The Hawaiian word aloha represents the spirit of the islands. Aloha means both “hello” and “goodbye,” but most importantly, it means “love.” From the moment we landed on Hawaiian soil, we were greeted with this aloha spirit. Hotel staff greeted us by placing leis around our necks. “Aloha” constantly came out of people’s lips as they would pass us by. Smiles and friendliness were the norm and not the exception.

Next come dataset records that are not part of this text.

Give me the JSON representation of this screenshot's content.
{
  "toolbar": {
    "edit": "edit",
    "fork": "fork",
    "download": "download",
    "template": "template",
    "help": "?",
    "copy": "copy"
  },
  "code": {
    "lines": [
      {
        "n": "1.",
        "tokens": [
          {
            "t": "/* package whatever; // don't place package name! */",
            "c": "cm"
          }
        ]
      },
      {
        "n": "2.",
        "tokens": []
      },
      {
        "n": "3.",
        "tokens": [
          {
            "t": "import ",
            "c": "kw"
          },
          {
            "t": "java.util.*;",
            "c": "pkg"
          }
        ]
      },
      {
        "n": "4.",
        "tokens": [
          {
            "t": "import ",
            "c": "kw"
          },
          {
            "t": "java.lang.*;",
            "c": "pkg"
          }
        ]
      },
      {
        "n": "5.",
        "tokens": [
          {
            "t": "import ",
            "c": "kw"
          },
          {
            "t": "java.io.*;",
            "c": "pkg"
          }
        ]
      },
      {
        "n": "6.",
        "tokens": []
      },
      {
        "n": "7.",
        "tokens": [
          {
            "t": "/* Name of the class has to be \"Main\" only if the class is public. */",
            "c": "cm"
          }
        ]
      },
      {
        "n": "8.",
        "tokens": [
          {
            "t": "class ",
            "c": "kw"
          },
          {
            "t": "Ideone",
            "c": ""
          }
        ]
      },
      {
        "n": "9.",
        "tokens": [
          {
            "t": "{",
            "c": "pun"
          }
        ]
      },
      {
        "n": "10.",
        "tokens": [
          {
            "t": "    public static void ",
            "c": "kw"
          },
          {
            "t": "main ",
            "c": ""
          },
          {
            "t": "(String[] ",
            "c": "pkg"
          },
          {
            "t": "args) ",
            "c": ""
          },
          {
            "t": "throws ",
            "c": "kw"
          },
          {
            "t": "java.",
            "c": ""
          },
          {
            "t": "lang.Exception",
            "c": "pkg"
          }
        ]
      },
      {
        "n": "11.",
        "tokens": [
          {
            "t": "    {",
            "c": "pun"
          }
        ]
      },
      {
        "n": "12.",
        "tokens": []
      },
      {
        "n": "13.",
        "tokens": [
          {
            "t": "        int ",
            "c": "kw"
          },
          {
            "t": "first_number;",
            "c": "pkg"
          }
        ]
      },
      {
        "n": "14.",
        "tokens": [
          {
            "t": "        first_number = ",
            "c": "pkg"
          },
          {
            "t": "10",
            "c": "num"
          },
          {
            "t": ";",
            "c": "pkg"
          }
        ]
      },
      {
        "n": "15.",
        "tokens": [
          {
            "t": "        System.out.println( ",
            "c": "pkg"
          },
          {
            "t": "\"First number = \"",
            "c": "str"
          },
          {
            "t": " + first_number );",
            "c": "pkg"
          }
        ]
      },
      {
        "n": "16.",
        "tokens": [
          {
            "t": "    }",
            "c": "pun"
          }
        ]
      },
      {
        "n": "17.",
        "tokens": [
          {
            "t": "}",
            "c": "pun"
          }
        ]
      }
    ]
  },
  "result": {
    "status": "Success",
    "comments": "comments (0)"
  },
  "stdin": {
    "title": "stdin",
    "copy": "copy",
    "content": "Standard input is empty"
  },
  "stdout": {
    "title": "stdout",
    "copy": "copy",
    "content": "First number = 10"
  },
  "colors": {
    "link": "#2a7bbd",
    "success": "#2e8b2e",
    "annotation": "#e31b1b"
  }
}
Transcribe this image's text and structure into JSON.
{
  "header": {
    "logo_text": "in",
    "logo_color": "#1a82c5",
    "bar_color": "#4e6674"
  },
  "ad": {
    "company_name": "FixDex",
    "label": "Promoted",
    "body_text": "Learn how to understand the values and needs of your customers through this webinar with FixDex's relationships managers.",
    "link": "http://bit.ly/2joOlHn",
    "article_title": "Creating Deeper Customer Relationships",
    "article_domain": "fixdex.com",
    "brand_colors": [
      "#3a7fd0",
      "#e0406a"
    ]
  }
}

Another word that is important to Hawaiian culture is ohana, which means “family.” My favorite part of our Hawaiian vacation was not the fresh fish, the mai tais, or the spectacular views. It was the feeling of being surrounded by my family. We had adventures together hiking, rafting along the exotic Na Pali coast, and snorkeling in the pristine blue waters. But my favorite times were those spent together, on beach chairs just lying companionably next to each other and comparing notes about the books we were reading or the music on our iPhones. Or the relaxed dinners where we reminisced about vacations past and shared our “bests” and “worsts” of the present one.

Too soon it was time to part ways and go back to work and school in various parts of the country and the world. But my memories of this milestone birthday will always be ones filled with aloha for my ohana – and for the Hawaiian spirit that I hope will linger into a New Year in a less heavenly clime.